As I outlined in a recent essay, the Conservative position was aided by two factors. The first is that a majority of Canadian families with children under the age of four at the time used a mix of home-based daycare and other private arrangements for their child-care needs and therefore were by and large neglected by the Liberal government’s one-size-fits-all model.
The second was an infamous, mid-campaign gaffe when a Liberal spokesman complained on a television panel that parents would abuse the unconditional dollars under the Conservative plan to buy “beer and popcorn.” This political misspeak accentuated the technocratic, government-knows-best underpinnings of the Liberal Party’s child-care proposal and brought into greater focus the values-based choice before voters.
The net effect was to position the Conservative Party as trusting and supporting parents versus the Liberal Party who did not seem to trust parents to make the best choices for their families. It is hard to discern how fundamental this political contrast was to the Conservative Party in the ensuing election, but there is no question that it was a major theme particularly in the aftermath of the “beer and popcorn” incident. It is no accident, for instance, that a standard Conservative message in the final days of the campaign was that the party believed the “real experts on raising children are moms and dads.”
The Conservative Party ultimately won the 2006 election, and the incoming government canceled its predecessor’s national child-care framework and implemented the UCCB in its first year in office. It produced positive results on child poverty in Canada, had minimal (even mostly positive) employment effects for parents, and ultimately became one of the Harper government’s signature policies over its nearly ten years in office.
Lessons for American Conservatives
As important as Canadian conservatives’ experience with child benefits is, the bigger lesson here is about the translation of conservative ideas and principles into a working-class agenda. Harper instinctively understood that conservatives must apply their fixed principles to new and evolving issues if they are to remain relevant and responsive to the voting public in general and working-class voters in particular.
This is not a call for ideological compromise. It is instead a recognition that conservatism is more than a finite set of policy positions: it is a framework to see the world as it actually is. Its ideas and principles are fixed but its application to new and evolving issues is necessarily dynamic. This process has been described by Yuval Levin as an exercise of “applied conservatism.”

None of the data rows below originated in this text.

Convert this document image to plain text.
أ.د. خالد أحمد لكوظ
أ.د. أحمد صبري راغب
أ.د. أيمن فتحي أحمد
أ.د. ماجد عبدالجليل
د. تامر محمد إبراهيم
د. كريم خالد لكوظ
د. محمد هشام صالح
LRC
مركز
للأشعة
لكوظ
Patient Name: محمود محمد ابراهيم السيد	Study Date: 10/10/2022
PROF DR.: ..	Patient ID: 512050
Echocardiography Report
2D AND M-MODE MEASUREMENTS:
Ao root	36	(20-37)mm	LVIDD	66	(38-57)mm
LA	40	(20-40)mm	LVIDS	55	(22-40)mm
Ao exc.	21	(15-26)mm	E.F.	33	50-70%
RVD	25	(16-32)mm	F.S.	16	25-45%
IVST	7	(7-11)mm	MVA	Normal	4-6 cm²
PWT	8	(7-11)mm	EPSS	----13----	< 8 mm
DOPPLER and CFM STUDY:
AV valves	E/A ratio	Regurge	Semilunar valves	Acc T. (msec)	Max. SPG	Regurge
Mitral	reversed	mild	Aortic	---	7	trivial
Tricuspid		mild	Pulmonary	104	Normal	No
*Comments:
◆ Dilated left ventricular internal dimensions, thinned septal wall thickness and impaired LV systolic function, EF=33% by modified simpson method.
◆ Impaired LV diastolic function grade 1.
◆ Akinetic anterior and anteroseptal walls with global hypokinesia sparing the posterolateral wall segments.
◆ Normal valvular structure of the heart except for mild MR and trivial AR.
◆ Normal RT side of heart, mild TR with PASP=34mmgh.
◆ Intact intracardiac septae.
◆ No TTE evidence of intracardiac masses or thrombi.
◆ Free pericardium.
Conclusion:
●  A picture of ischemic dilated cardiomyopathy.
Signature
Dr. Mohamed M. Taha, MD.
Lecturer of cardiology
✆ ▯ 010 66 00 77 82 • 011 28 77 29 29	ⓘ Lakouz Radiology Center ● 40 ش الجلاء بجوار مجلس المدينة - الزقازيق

It is a good descriptor of Canadian Conservatives’ positioning on child benefits in particular and Stephen Harper’s political philosophy more generally. It amounted to the translation of conservative principles about choice, subsidiarity, and the importance of the family institution to the practical question of the rising costs of raising young children.
That is precisely the kind of policy and political recalibration that Douthat and Salam envisioned in their book. Theirs was not a call to abandon conservatism but rather to apply and translate it to a new set of issues pertinent to working-class voters. The Harper government’s experience with the UCCB demonstrates that they were on the right track.
The choice before American conservatives is therefore about more than the specific design details of Senator Romney’s child allowance proposal. It is about the Republican Party’s future orientation: will it shift its policy agenda to better meet the needs of its increasingly working-class base as Douthat and Salam put forward more than a decade ago? Or will it continue to advance a more traditional Republican policy agenda that seems more and more disconnected from its voters?
The answer as a matter of practical politics seems self-evident. But the Canadian conservative record shows that it is not just an exercise in expediency. The result can be to incrementally shift policy and governance in an applied conservative direction.